This is not a homework assignment, its a question from a topology test which im trying to solve to prepare for my own.
I dont know how to solve it, so anything helpful will be appreciated.
Let $(X,d)$ be a complete metric space and $\{G_i : i=1,2,\ldots\}$ a countable collection of open subsets such that $B=\bigcap G_i$ is not empty. Let $\{A_j : j=1,2,\ldots\}$ be a countable collection of nowhere dense sets in $X$.
a. Prove $B\subset \overline{B\setminus\bigcup A_j}$
b. Show by counter example that the condition of completeness on $(X,d)$ is necessary.
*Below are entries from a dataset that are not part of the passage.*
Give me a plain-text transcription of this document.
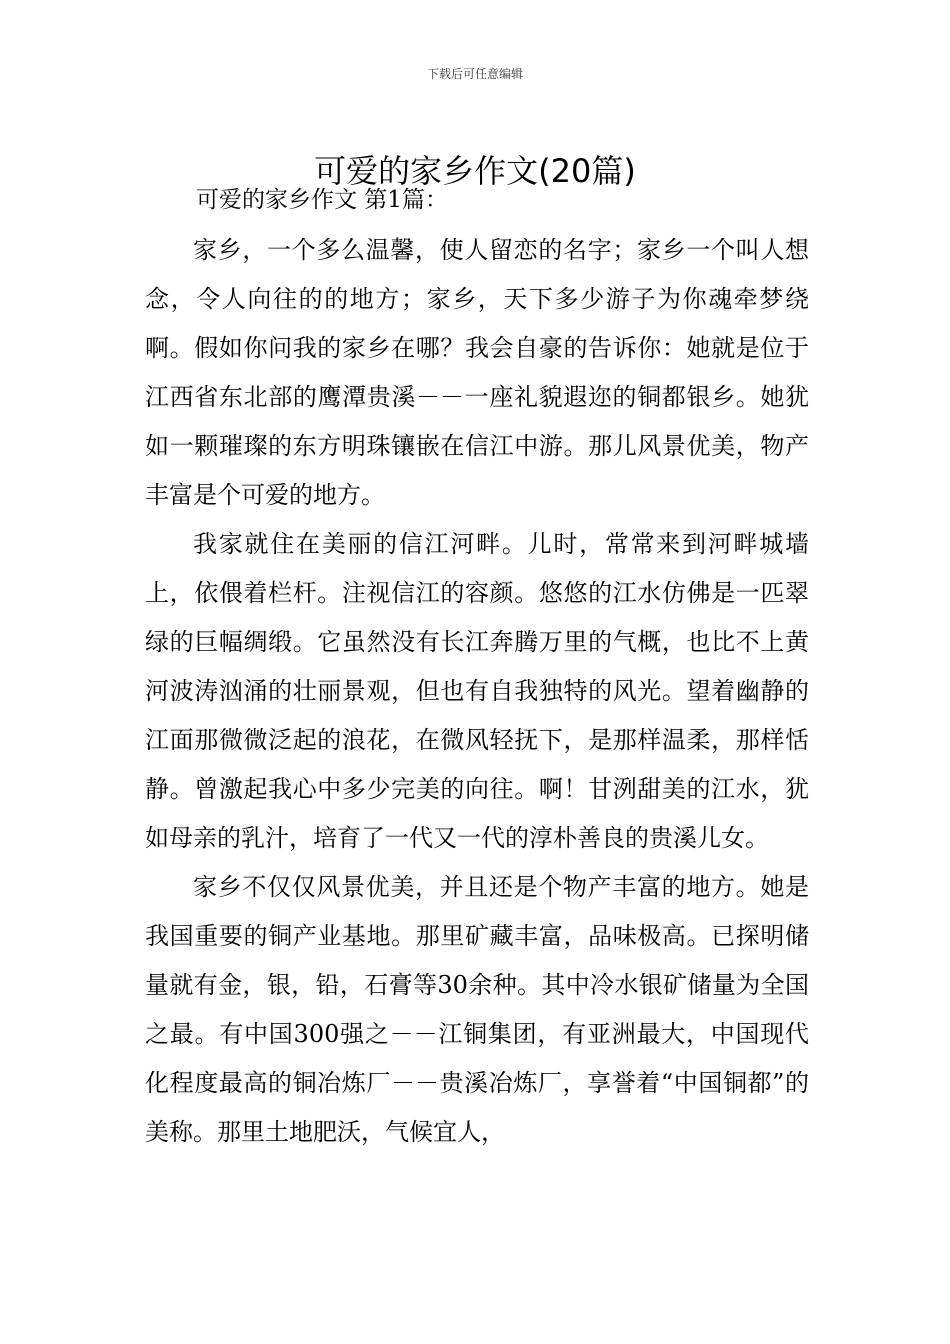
下载后可任意编辑
可爱的家乡作文(20篇)
可爱的家乡作文 第1篇：

家乡，一个多么温馨，使人留恋的名字；家乡一个叫人想念，令人向往的的地方；家乡，天下多少游子为你魂牵梦绕啊。假如你问我的家乡在哪？我会自豪的告诉你：她就是位于江西省东北部的鹰潭贵溪－－一座礼貌遐迩的铜都银乡。她犹如一颗璀璨的东方明珠镶嵌在信江中游。那儿风景优美，物产丰富是个可爱的地方。

我家就住在美丽的信江河畔。儿时，常常来到河畔城墙上，依偎着栏杆。注视信江的容颜。悠悠的江水仿佛是一匹翠绿的巨幅绸缎。它虽然没有长江奔腾万里的气概，也比不上黄河波涛汹涌的壮丽景观，但也有自我独特的风光。望着幽静的江面那微微泛起的浪花，在微风轻抚下，是那样温柔，那样恬静。曾激起我心中多少完美的向往。啊！甘洌甜美的江水，犹如母亲的乳汁，培育了一代又一代的淳朴善良的贵溪儿女。

家乡不仅仅风景优美，并且还是个物产丰富的地方。她是我国重要的铜产业基地。那里矿藏丰富，品味极高。已探明储量就有金，银，铅，石膏等30余种。其中冷水银矿储量为全国之最。有中国300强之－－江铜集团，有亚洲最大，中国现代化程度最高的铜冶炼厂－－贵溪冶炼厂，享誉着“中国铜都”的美称。那里土地肥沃，气候宜人，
I know that a complete metric space is a Baire space, so any intersection of open dense sets is dense, also $X\setminus\overline{A_i}$ is dense in X, but i dont quite see how to apply it. Is $B\setminus\overline{A_i}$ dense in B?
The claim is false - take $ X = \mathbb R $, $ G_i = (-1/i, 1/i) $ and $ A_k = \{ 0 \} $ for all $ k $. Then,
$$ B = \bigcap G_i = \{ 0 \} $$ $$ C = B - \bigcup A_j = B - \{ 0 \} = \emptyset $$
so that $ \bar{C} = \emptyset $, and $ B $ is not a subset of $ \bar C $.